Mutate to transform

The mutate() function creates a new column of data, or overwrite an existing one.

We’ll use a subset of the mtcars dataset for examples.

from siuba import _, group_by, mutate, select
from siuba.data import mtcars

small_cars = mtcars[["mpg", "cyl", "hp"]]

Basics

small_cars >> mutate(mpg_per_cyl = _.mpg / _.cyl)
mpg cyl hp mpg_per_cyl
0 21.0 6 110 3.500
1 21.0 6 110 3.500
... ... ... ... ...
30 15.0 8 335 1.875
31 21.4 4 109 5.350

32 rows × 4 columns

Replacing columns

When a created column is given the same name as an existing column, it replaces that column in the data.

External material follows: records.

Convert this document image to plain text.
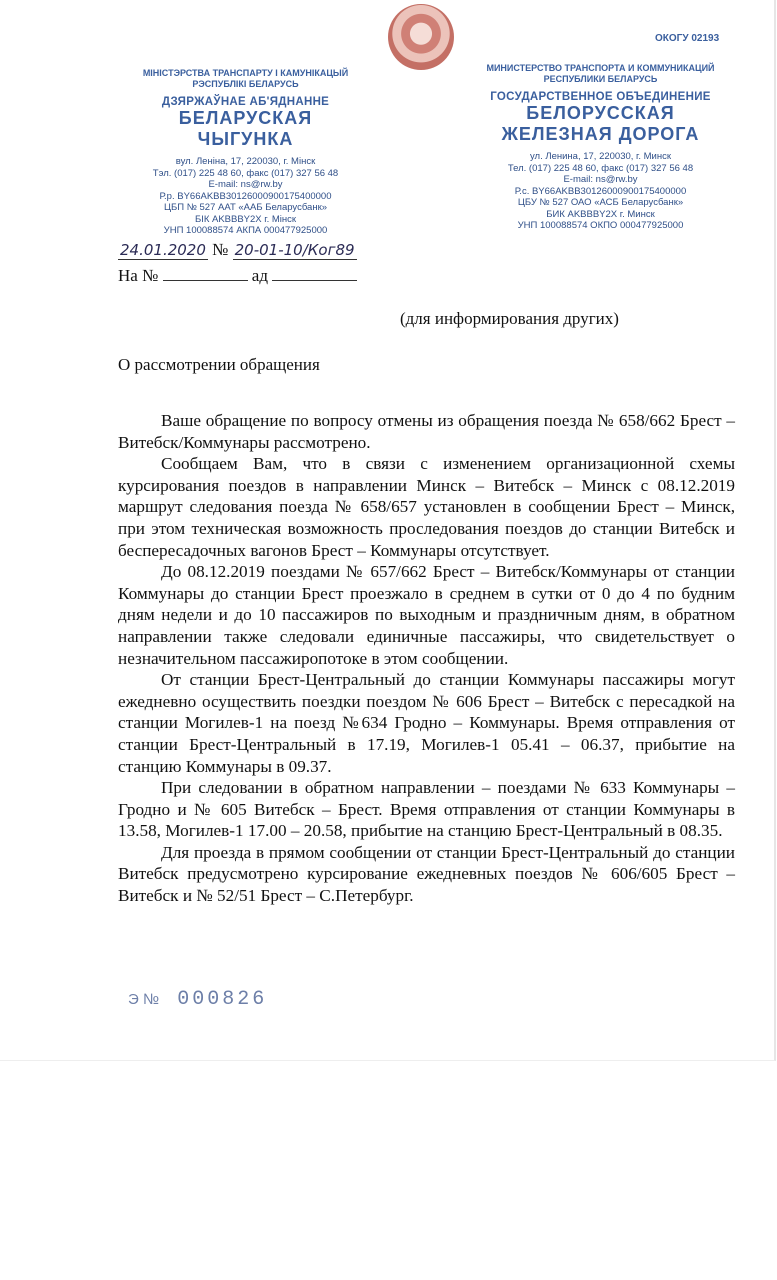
ОКОГУ 02193
МІНІСТЭРСТВА ТРАНСПАРТУ І КАМУНІКАЦЫЙ
РЭСПУБЛІКІ БЕЛАРУСЬ
ДЗЯРЖАЎНАЕ АБ'ЯДНАННЕ
БЕЛАРУСКАЯ
ЧЫГУНКА
вул. Леніна, 17, 220030, г. Мінск
Тэл. (017) 225 48 60, факс (017) 327 56 48
E-mail: ns@rw.by
Р.р. BY66AKBB30126000900175400000
ЦБП № 527 ААТ «ААБ Беларусбанк»
БІК AKBBBY2X г. Мінск
УНП 100088574 АКПА 000477925000
МИНИСТЕРСТВО ТРАНСПОРТА И КОММУНИКАЦИЙ
РЕСПУБЛИКИ БЕЛАРУСЬ
ГОСУДАРСТВЕННОЕ ОБЪЕДИНЕНИЕ
БЕЛОРУССКАЯ
ЖЕЛЕЗНАЯ ДОРОГА
ул. Ленина, 17, 220030, г. Минск
Тел. (017) 225 48 60, факс (017) 327 56 48
E-mail: ns@rw.by
Р.с. BY66AKBB30126000900175400000
ЦБУ № 527 ОАО «АСБ Беларусбанк»
БИК AKBBBY2X г. Минск
УНП 100088574 ОКПО 000477925000
24.01.2020 № 20-01-10/Ког89
На №	ад
(для информирования других)
О рассмотрении обращения

Ваше обращение по вопросу отмены из обращения поезда № 658/662 Брест – Витебск/Коммунары рассмотрено.

Сообщаем Вам, что в связи с изменением организационной схемы курсирования поездов в направлении Минск – Витебск – Минск с 08.12.2019 маршрут следования поезда № 658/657 установлен в сообщении Брест – Минск, при этом техническая возможность проследования поездов до станции Витебск и беспересадочных вагонов Брест – Коммунары отсутствует.

До 08.12.2019 поездами № 657/662 Брест – Витебск/Коммунары от станции Коммунары до станции Брест проезжало в среднем в сутки от 0 до 4 по будним дням недели и до 10 пассажиров по выходным и праздничным дням, в обратном направлении также следовали единичные пассажиры, что свидетельствует о незначительном пассажиропотоке в этом сообщении.

От станции Брест-Центральный до станции Коммунары пассажиры могут ежедневно осуществить поездки поездом № 606 Брест – Витебск с пересадкой на станции Могилев-1 на поезд №634 Гродно – Коммунары. Время отправления от станции Брест-Центральный в 17.19, Могилев-1 05.41 – 06.37, прибытие на станцию Коммунары в 09.37.

При следовании в обратном направлении – поездами № 633 Коммунары – Гродно и № 605 Витебск – Брест. Время отправления от станции Коммунары в 13.58, Могилев-1 17.00 – 20.58, прибытие на станцию Брест-Центральный в 08.35.

Для проезда в прямом сообщении от станции Брест-Центральный до станции Витебск предусмотрено курсирование ежедневных поездов № 606/605 Брест – Витебск и № 52/51 Брест – С.Петербург.

Э № 000826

small_cars >> mutate(mpg = _.mpg - _.mpg.mean(), new_column = 1)
mpg cyl hp new_column
0 0.909375 6 110 1
1 0.909375 6 110 1
... ... ... ... ...
30 -5.090625 8 335 1
31 1.309375 4 109 1

32 rows × 4 columns

Note that replacement columns are put in the same position as the original columns. For example, in the result above, the mpg column is still in the first position on the left.

Using previous arguments

Arguments can refer to columns that were created in earlier arguments.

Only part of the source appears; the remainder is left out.